In recent rulings, the Competition Commission has extended its reach further to the boardroom, in effect instructing merger intending managers and owners how to run their operations. To approve the merger of Southern Sun Hotels with listed hotel-owning company Hospitality, it demanded that the latter be managed independently by its own executive team “.. that would not include anyone who is involved in management in any capacity at Southern Sun”. Thus the rights and responsibilities that come with ownership were truncated. It came to a similar recent ruling, for similar reasons, the presumed sharing of presumed confidential information, on African Rainbow Capital’s deal to buy 30% of the shares in ooba — a mortgage originator controlled by SA’s biggest estate agencies.

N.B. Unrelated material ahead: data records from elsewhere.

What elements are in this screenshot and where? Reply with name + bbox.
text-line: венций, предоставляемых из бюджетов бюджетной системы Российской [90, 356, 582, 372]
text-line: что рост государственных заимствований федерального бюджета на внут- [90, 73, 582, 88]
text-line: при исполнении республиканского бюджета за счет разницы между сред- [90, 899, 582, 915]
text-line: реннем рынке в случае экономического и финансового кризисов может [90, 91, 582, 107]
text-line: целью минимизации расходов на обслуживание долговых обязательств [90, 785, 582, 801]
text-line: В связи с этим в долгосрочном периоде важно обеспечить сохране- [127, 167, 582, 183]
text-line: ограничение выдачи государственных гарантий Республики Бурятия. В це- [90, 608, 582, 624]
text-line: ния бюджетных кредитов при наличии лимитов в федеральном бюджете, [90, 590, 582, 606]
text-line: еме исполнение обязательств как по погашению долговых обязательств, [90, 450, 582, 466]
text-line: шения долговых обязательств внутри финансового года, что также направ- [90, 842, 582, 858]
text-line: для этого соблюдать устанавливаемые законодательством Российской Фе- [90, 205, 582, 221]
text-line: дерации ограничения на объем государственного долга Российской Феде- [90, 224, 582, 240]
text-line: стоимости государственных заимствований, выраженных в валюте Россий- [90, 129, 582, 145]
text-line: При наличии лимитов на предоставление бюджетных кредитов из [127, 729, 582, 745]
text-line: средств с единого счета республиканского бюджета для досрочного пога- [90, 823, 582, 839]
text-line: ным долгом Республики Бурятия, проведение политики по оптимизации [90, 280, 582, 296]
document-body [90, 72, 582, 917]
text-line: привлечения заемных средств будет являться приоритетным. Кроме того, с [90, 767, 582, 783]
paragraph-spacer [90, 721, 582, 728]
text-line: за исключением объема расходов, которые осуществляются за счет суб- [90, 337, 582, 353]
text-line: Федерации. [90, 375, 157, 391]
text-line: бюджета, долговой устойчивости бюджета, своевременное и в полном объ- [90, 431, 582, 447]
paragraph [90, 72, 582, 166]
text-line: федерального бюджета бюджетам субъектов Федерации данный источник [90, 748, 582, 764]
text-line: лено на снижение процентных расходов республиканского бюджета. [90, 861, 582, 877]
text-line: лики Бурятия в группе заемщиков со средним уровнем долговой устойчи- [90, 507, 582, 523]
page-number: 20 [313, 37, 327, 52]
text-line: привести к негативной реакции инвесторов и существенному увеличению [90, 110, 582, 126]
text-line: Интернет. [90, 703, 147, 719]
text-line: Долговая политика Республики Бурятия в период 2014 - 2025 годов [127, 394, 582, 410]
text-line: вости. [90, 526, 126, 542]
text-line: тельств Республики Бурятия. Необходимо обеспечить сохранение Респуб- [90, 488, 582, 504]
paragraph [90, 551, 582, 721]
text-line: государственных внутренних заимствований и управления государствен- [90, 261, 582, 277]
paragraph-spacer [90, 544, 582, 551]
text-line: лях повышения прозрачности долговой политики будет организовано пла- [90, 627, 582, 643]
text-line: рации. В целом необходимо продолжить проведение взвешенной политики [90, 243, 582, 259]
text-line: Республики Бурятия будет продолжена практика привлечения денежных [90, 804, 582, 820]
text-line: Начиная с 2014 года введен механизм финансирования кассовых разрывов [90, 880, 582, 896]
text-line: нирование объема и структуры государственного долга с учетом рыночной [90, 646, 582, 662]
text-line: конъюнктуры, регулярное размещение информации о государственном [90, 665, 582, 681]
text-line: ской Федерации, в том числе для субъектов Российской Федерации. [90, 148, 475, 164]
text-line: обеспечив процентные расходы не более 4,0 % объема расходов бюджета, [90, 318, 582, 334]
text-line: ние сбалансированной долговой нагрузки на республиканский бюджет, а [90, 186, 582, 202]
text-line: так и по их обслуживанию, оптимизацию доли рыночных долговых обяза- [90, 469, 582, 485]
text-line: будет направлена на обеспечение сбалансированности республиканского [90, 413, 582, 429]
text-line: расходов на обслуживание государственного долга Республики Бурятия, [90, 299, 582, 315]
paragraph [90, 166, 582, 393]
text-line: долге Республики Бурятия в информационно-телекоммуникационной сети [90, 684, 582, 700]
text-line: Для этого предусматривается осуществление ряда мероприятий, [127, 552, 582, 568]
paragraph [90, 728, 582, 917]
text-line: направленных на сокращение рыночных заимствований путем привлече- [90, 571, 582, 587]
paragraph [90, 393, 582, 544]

What the Commission seems unable to recognise is that competition of the kind that most effectively challenges established firms will come from innovation and the application of technology, not from current participants and current practice. A good example of this is the large current and future threat to the pricing and other power of hotel owners and operators in Cape Town that comes from Airbnb, which has a large and growing presence in the Cape Town market.

The competition authorities in SA are in danger of overreach, if not hubris. It would benefit from a better understanding of and more respect for dynamic market forces and be much less inclined to interfere with them. And so would the economy and its growth prospects.